Crowley’s awareness and attention to the privileging of objects’ front-facing orientation is a clever way to critically engage with one of sculpture’s primary formal concerns of encouraging orbital movement. It also illuminates the sociocultural tendency to present things, including ourselves, with specific and limited directionality. This contradictory tension between an object’s front-facing representation and its wholeness mirrors the orientation inherent to the physicality of conversation.
While it would be reductive to simply anthropomorphize Crowley’s work, the metaphor brilliantly threads through his practice.
The wall-mounted XEX Epiglottis (2024) further implies an object’s capacity (or lack thereof) for address. Incorporating a densely stacked list of materials, including plaster, ash, magnets, ceramic, and much more, the object resembles some kind of satellite, antenna, or kite. An epiglottis, the flap of cartilage in the back of your throat that blocks food or liquid from entering the lungs when swallowing, ensures that things go down the right pipes.
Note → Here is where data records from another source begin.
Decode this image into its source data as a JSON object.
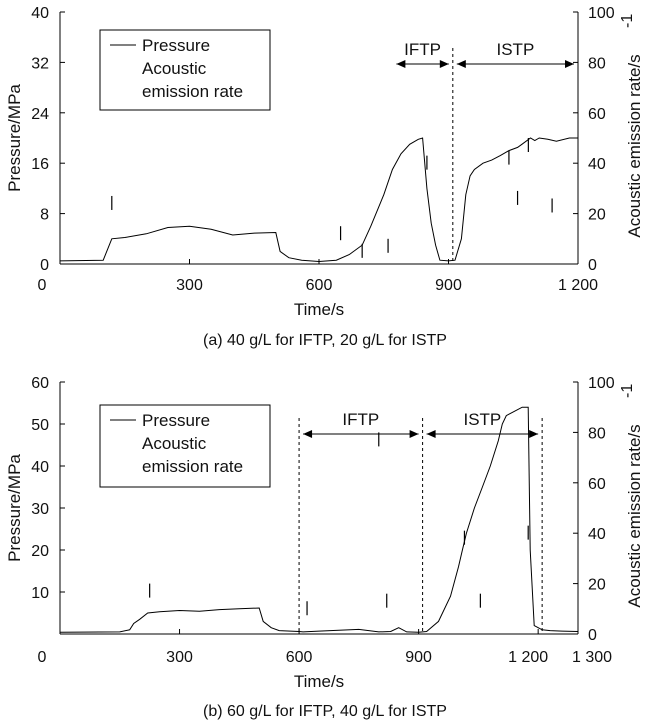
{
  "chart_data": [
    {
      "type": "line",
      "caption": "(a) 40 g/L for IFTP, 20 g/L for ISTP",
      "xlabel": "Time/s",
      "ylabel": "Pressure/MPa",
      "y2label": "Acoustic emission rate/s",
      "y2label_sup": "-1",
      "xlim": [
        0,
        1200
      ],
      "ylim": [
        0,
        40
      ],
      "y2lim": [
        0,
        100
      ],
      "xticks": [
        0,
        300,
        600,
        900,
        1200
      ],
      "xtick_labels": [
        "0",
        "300",
        "600",
        "900",
        "1 200"
      ],
      "yticks": [
        0,
        8,
        16,
        24,
        32,
        40
      ],
      "y2ticks": [
        0,
        20,
        40,
        60,
        80,
        100
      ],
      "legend": [
        "Pressure",
        "Acoustic emission rate"
      ],
      "legend_position": "top-left",
      "vlines": [
        910
      ],
      "spans": [
        {
          "label": "IFTP",
          "start": 770,
          "end": 910
        },
        {
          "label": "ISTP",
          "start": 910,
          "end": 1200
        }
      ],
      "series": [
        {
          "name": "Pressure",
          "x": [
            0,
            100,
            120,
            150,
            200,
            250,
            300,
            350,
            400,
            450,
            500,
            510,
            530,
            560,
            600,
            640,
            670,
            700,
            720,
            750,
            770,
            790,
            810,
            820,
            830,
            840,
            850,
            860,
            870,
            880,
            900,
            915,
            930,
            940,
            950,
            960,
            980,
            1000,
            1020,
            1040,
            1060,
            1070,
            1090,
            1100,
            1110,
            1130,
            1150,
            1180,
            1200
          ],
          "y": [
            0.5,
            0.6,
            4.0,
            4.2,
            4.8,
            5.8,
            6.0,
            5.5,
            4.6,
            4.9,
            5.0,
            2.0,
            1.0,
            0.6,
            0.4,
            0.6,
            1.5,
            3.0,
            6.0,
            11.0,
            15.0,
            17.5,
            19.0,
            19.4,
            19.8,
            20.0,
            12.0,
            6.5,
            3.0,
            0.6,
            0.5,
            0.6,
            4.0,
            11.0,
            14.0,
            15.0,
            16.0,
            16.5,
            17.2,
            18.0,
            18.5,
            19.0,
            20.0,
            19.6,
            20.0,
            19.8,
            19.5,
            20.0,
            20.0
          ]
        },
        {
          "name": "Acoustic emission rate",
          "x": [
            120,
            650,
            700,
            760,
            850,
            1040,
            1060,
            1085,
            1140
          ],
          "y": [
            27,
            15,
            8,
            10,
            43,
            45,
            29,
            50,
            26
          ]
        }
      ]
    },
    {
      "type": "line",
      "caption": "(b) 60 g/L for IFTP, 40 g/L for ISTP",
      "xlabel": "Time/s",
      "ylabel": "Pressure/MPa",
      "y2label": "Acoustic emission rate/s",
      "y2label_sup": "-1",
      "xlim": [
        0,
        1300
      ],
      "ylim": [
        0,
        60
      ],
      "y2lim": [
        0,
        100
      ],
      "xticks": [
        0,
        300,
        600,
        900,
        1200,
        1300
      ],
      "xtick_labels": [
        "0",
        "300",
        "600",
        "900",
        "1 200",
        "1 300"
      ],
      "yticks": [
        10,
        20,
        30,
        40,
        50,
        60
      ],
      "y2ticks": [
        0,
        20,
        40,
        60,
        80,
        100
      ],
      "legend": [
        "Pressure",
        "Acoustic emission rate"
      ],
      "legend_position": "top-left",
      "vlines": [
        600,
        910,
        1210
      ],
      "spans": [
        {
          "label": "IFTP",
          "start": 600,
          "end": 910
        },
        {
          "label": "ISTP",
          "start": 910,
          "end": 1210
        }
      ],
      "series": [
        {
          "name": "Pressure",
          "x": [
            0,
            150,
            175,
            185,
            200,
            220,
            250,
            300,
            350,
            400,
            450,
            500,
            510,
            530,
            550,
            600,
            610,
            650,
            700,
            750,
            800,
            830,
            850,
            870,
            900,
            920,
            950,
            980,
            1000,
            1010,
            1020,
            1040,
            1060,
            1080,
            1100,
            1110,
            1120,
            1140,
            1160,
            1175,
            1180,
            1190,
            1200,
            1210,
            1230,
            1260,
            1300
          ],
          "y": [
            0.4,
            0.5,
            1.0,
            2.5,
            3.5,
            5.0,
            5.3,
            5.6,
            5.4,
            5.8,
            6.0,
            6.2,
            3.0,
            1.5,
            0.8,
            0.6,
            0.5,
            0.7,
            0.9,
            1.1,
            0.5,
            0.6,
            1.5,
            0.5,
            0.4,
            0.6,
            3.0,
            9.0,
            16.0,
            20.0,
            24.0,
            30.0,
            35.0,
            40.0,
            46.0,
            50.0,
            52.0,
            53.0,
            54.0,
            54.0,
            20.0,
            2.0,
            1.5,
            1.0,
            0.8,
            0.7,
            0.6
          ]
        },
        {
          "name": "Acoustic emission rate",
          "x": [
            225,
            620,
            800,
            820,
            1015,
            1055,
            1175
          ],
          "y": [
            20,
            13,
            80,
            16,
            41,
            16,
            43
          ]
        }
      ]
    }
  ]
}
While it would be reductive to simply anthropomorphize Crowley’s work, the metaphor brilliantly threads through his practice, with the recurring subject being signaling, communication, or an object’s capacity to channel meaning.
Material transformations and associations in Crowley’s sculpture feel intentionally obscure. They seem to, at the very least, resist simple description. There is a similar obfuscation in Lansdowne’s painting, where successive beveling and vignetting create a sense of disorder. Admittedly, this makes their works challenging to read—even more so considering both artists’ material density and attention to detail. Although, perhaps this is what makes a well wicked: the consequences of gazing into the unknown, and all the fear and excitement that the act of looking entails. At a time when so many institutionally supported artists seem all too eager to declare ideological positions and when so much artistic production leaves little room for interpretation, Wicked Wells and Window Wipeouts feels like a refreshing reminder of the possibilities occasioned by playfully refusing coherence. We only have to consider it more productive to crash into a window rather than remain stuck staring at a mirror.